Les Physetères diffèrent des baleines et des baleinoptères par les dents qui garnissent leurs mâchoires, et leur nageoire dorsale les distingue des cachalots et des physales qui n’ont pas de nageoire sur le dos.

Le physetère du Japon, auquel nous donnons le nom de sillonné, a de chaque côté de la mâchoire inférieure six plis ou sillons inclinés ; la longueur de la tête est égale à un tiers de la longueur totale ; l’évent est placé au-dessus de l’extrémité de l’ouverture de la bouche ; la nageoire dorsale conique et recourbée en arrière, s’élève au-dessus des pectorales qu’elle égale presque en longueur ; les dents pointues et droites garnissent l’extrémité de la mâchoire inférieure ; la couleur générale est noire. Les mâchoires et les nageoires sont bordées de blanc. "

 On pourrait s’étonner au premier abord que Lacépède ait baptisé cette espèce "Physetère sillonné" plutôt que "Physetère des mers du Japon". Car la présence de sillons jugulaires courts et peu profonds ( sans rapport avec les sillons ventraux des Rorquals et des Mégaptères ) n’a rien d’exceptionnel chez les Cétacés. On en compte entre 10 et 40 chez le grand Cachalot sans dorsale, entre 2 et 4 chez la Baleine grise, 2 chez la Baleine pygmée ainsi que chez la plupart des Ziphiidés.
 Mais n’oublions pas qu’à l’époque de Lacépède, si la chasse à la Baleine comptait déjà des siècles d’existence, la Cétologie n’en était qu’à ses balbutiements.
 Cela dit, il serait du plus haut intérêt de pouvoir voir ces estampes qui doivent être enfouies dans les archives du Museum et oubliées de tous.
 En premier lieu parce que l’art animalier japonais est admirable. Maurice Genevoix n’a-t-il pas écrit : " Le Japon a toujours eu d’excellents animaliers ". Et l’on peut se demander quelles furent les pensées de Lacépède devant ces illustrations d’une facture à laquelle un œil occidental était si peu accoutumé.
 Ensuite parce que deux des huit Cétacés représentés ne sont pas identifiables à partir de la seule description de Lacépède ; mais au vu des estampes, peut-être pourraient-ils l’être à la lumière des connaissances de la Cétologie contemporaine. Et s’ils ne l’étaient pas, cela signifierait qu’il reste deux espèces de plus à découvrir, ou à redécouvrir.

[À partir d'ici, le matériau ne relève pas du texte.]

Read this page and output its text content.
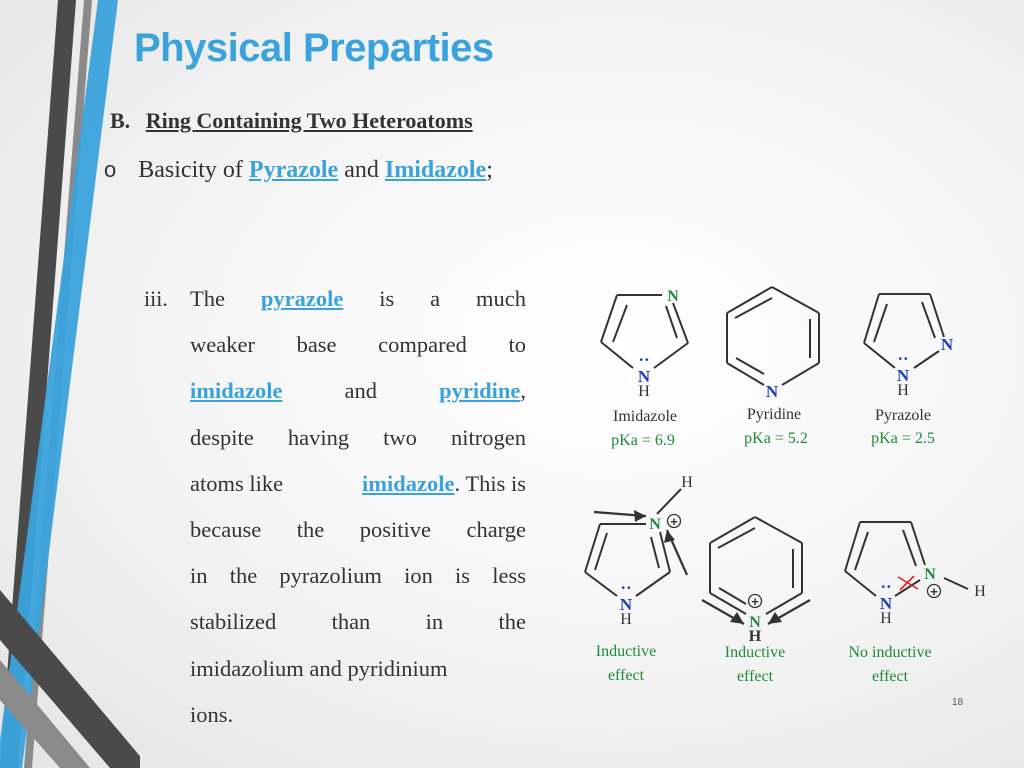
Physical Preparties
B. Ring Containing Two Heteroatoms
o Basicity of Pyrazole and Imidazole;
iii. The pyrazole is a much
weaker base compared to
imidazole	and	pyridine,
despite having two nitrogen
atoms like	imidazole. This is
because the positive charge
in the pyrazolium ion is less
stabilized than in the
imidazolium and pyridinium
ions.
N
··
N
H	N
N
··
N
H
N
H
··
N
H	N
H
N
H
··
N
H
+
+
+
Imidazole
pKa = 6.9
Pyridine
pKa = 5.2
Pyrazole
pKa = 2.5
Inductive
effect
Inductive
effect
No inductive
effect
18
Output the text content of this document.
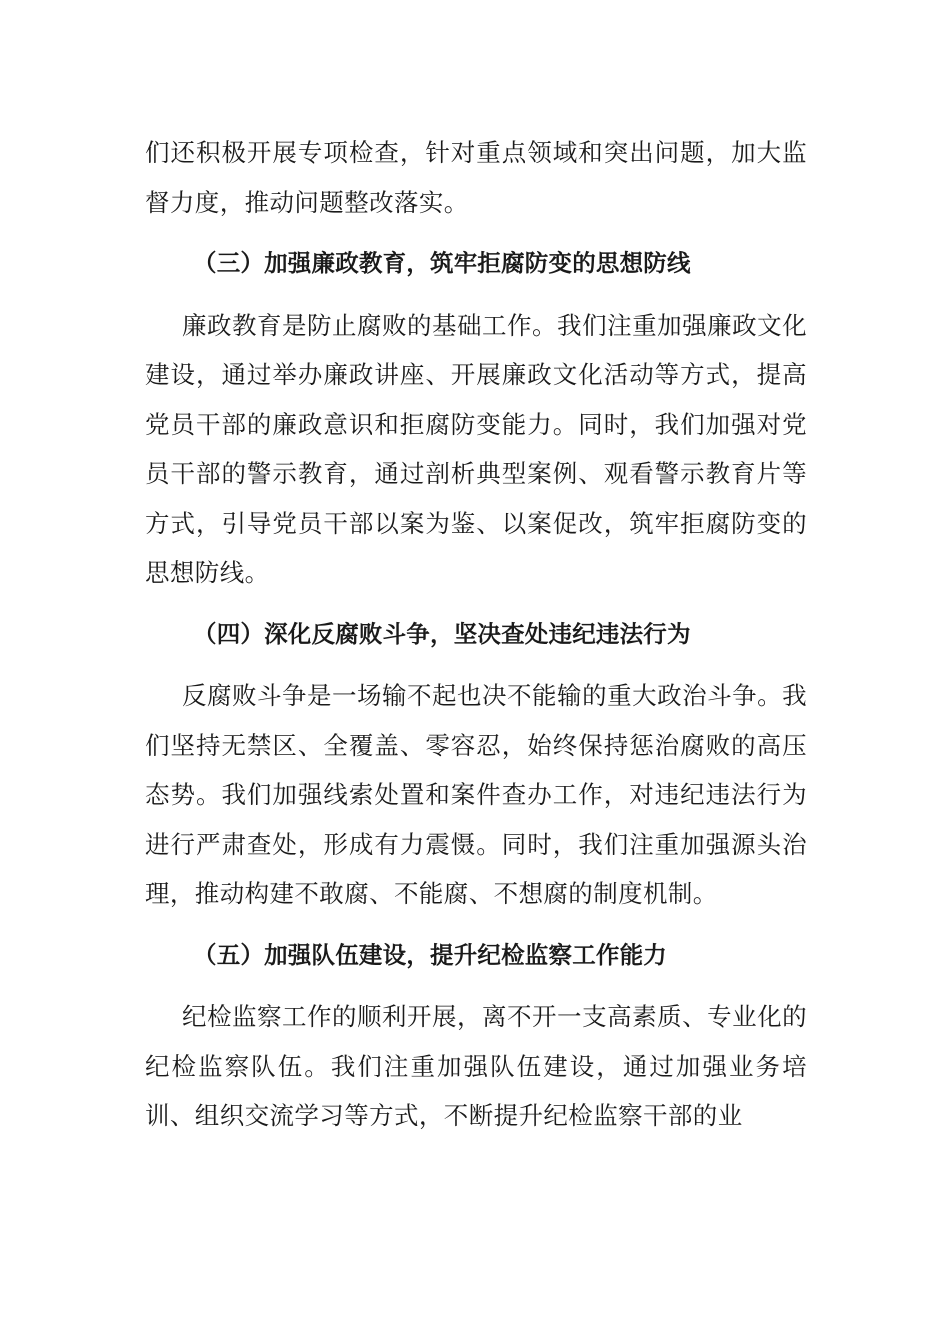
们还积极开展专项检查，针对重点领域和突出问题，加大监督力度，推动问题整改落实。

（三）加强廉政教育，筑牢拒腐防变的思想防线

廉政教育是防止腐败的基础工作。我们注重加强廉政文化建设，通过举办廉政讲座、开展廉政文化活动等方式，提高党员干部的廉政意识和拒腐防变能力。同时，我们加强对党员干部的警示教育，通过剖析典型案例、观看警示教育片等方式，引导党员干部以案为鉴、以案促改，筑牢拒腐防变的思想防线。

（四）深化反腐败斗争，坚决查处违纪违法行为

反腐败斗争是一场输不起也决不能输的重大政治斗争。我们坚持无禁区、全覆盖、零容忍，始终保持惩治腐败的高压态势。我们加强线索处置和案件查办工作，对违纪违法行为进行严肃查处，形成有力震慑。同时，我们注重加强源头治理，推动构建不敢腐、不能腐、不想腐的制度机制。

（五）加强队伍建设，提升纪检监察工作能力

纪检监察工作的顺利开展，离不开一支高素质、专业化的纪检监察队伍。我们注重加强队伍建设，通过加强业务培训、组织交流学习等方式，不断提升纪检监察干部的业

 Dans " La Planète des Baleines " ( Robert Laffont-1986 ) de Cousteau et Paccalet, figure la reproduction d’une estampe représentant le Cachalot à nageoire dorsale des mers du Japon.
 Cette illustration n’est probablement pas empruntée à la série rapportée par Abel de Rémusat. D’une part parce qu’on ne distingue aucun de ces sillons sur la mâchoire inférieure qui inspirèrent à Lacépède le nom de "Physetère sillonné" ; d’autre part parce que l’animal porte à l’emplacement exact de l’évent une protubérance évoquant un broussin sur le tronc d’un érable.
 Or Lacépède, avec sa méticulosité habituelle, n’aurait sûrement pas manqué de signaler cette particularité, si elle avait figuré sur les estampes qu’il a eues sous les yeux.
 Cela dit, la nageoire dorsale est bien telle que Lacépède la décrit : à l’aplomb des palettes natatoires, triangulaire et incurvée en arrière, et ressemblant assez à celle d’un requin.
 La silhouette et les proportions correspondent à celles de Physeter catodon, dont on obtiendrait une représentation reconnaissable au premier coup d’œil, en gommant la bosse et la dorsale, et en raccourcissant les palettes natatoires.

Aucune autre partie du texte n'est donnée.